| 2003年10月13日(月) |
「一生懸命」と「一所懸命」 |
たいていの人は「一生懸命」を使うし、語ると思います。 だけど目標をもし立てたとしたら、「一所懸命」であるほうが、事を成しやすいと思います。 と、いうような言葉に今日、出会いました。うすうすは前から感じていたことなんですが、二つを並べると違いがはっきりとわかりますね。
落語の真打ちの披露とか歌舞伎の口上なんかで、舞台にはっと手をつき、「このたびわたくし…うんぬんかんぬん…一生懸命頑張りますので、よろしく御引き立てのほどを」なんて言うわけですが、ぼくはそこでも「一所懸命」というのを聞いたことがあります。誰だったは忘れましたが。 で、「一所」のほうが素直だし、そう思っていればできそうだなと思うんですよね。
「懸命」とは「いのちがけ」でやる、ということですね。されだけ頑張るということですが。 それが「一生」なのか「一所」なのか。 「一生」はきついです。挫折の匂いがぷんぷんする。最初からカタチだけの言葉のように聞こえてしまうんですよね。 「一所」とは今、足元のことをコツコツやっていく、ということです。「ひとつのところ」を徹底して頑張る、ということです。
目標が小さいのなら「一生」頑張らなくてもできてしまうけれど、目標を大きく持たないと達成するしないは別にして進歩があまりない。 で、大きな目標をたてると。 だけれど、それに「一生懸命」だと、疲れてしまうと思うんですよ。心と身体がもたないと思う。

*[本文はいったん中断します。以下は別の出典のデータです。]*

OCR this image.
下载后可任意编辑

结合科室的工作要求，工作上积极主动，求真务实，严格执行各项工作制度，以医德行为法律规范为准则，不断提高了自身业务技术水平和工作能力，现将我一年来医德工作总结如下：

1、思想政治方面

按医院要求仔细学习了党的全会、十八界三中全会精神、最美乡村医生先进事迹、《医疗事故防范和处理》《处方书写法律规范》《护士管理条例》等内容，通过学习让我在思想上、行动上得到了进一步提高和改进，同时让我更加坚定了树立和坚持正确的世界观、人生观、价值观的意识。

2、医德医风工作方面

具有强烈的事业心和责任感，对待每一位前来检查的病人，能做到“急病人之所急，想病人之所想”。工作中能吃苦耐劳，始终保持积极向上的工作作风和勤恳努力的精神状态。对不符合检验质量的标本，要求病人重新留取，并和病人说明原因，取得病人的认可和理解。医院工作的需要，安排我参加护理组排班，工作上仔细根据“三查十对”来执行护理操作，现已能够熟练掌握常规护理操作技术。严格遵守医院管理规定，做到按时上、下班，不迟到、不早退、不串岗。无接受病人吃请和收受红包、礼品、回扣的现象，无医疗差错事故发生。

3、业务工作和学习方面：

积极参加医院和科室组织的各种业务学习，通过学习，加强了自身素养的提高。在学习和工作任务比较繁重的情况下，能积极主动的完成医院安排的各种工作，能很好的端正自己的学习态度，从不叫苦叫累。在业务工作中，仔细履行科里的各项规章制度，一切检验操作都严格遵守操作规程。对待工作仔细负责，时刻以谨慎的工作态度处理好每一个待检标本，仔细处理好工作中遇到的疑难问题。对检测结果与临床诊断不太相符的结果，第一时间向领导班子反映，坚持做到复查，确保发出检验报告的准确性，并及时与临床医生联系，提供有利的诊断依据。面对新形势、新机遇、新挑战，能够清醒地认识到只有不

目標が大きければ大きいほど足許にこだわる。「今、そこ」のちいさな事を懸命にやり遂げる。そのほうが目標に実は確実に、速く近づいていくと思うんですよ。
禅宗の教えに「黒い石の上だけを歩け」という言葉があります。 長い道のりのゴールにばかり思いをはせて、肝心のあしもとを見失うな、という意味です。1歩1歩、足を踏み出す所をきちんと見定めて、確実に踏んでいく。 そのことが大事だ、と。
あまりに遠いゴールや到達点だと、気持ちが萎えてしまう時がありますよね。 ゴールや目標はあくまで高く、一度、設定して頭に叩き込んだら、もう足許だけを見つめていく。 そんなことを思った一日でありました。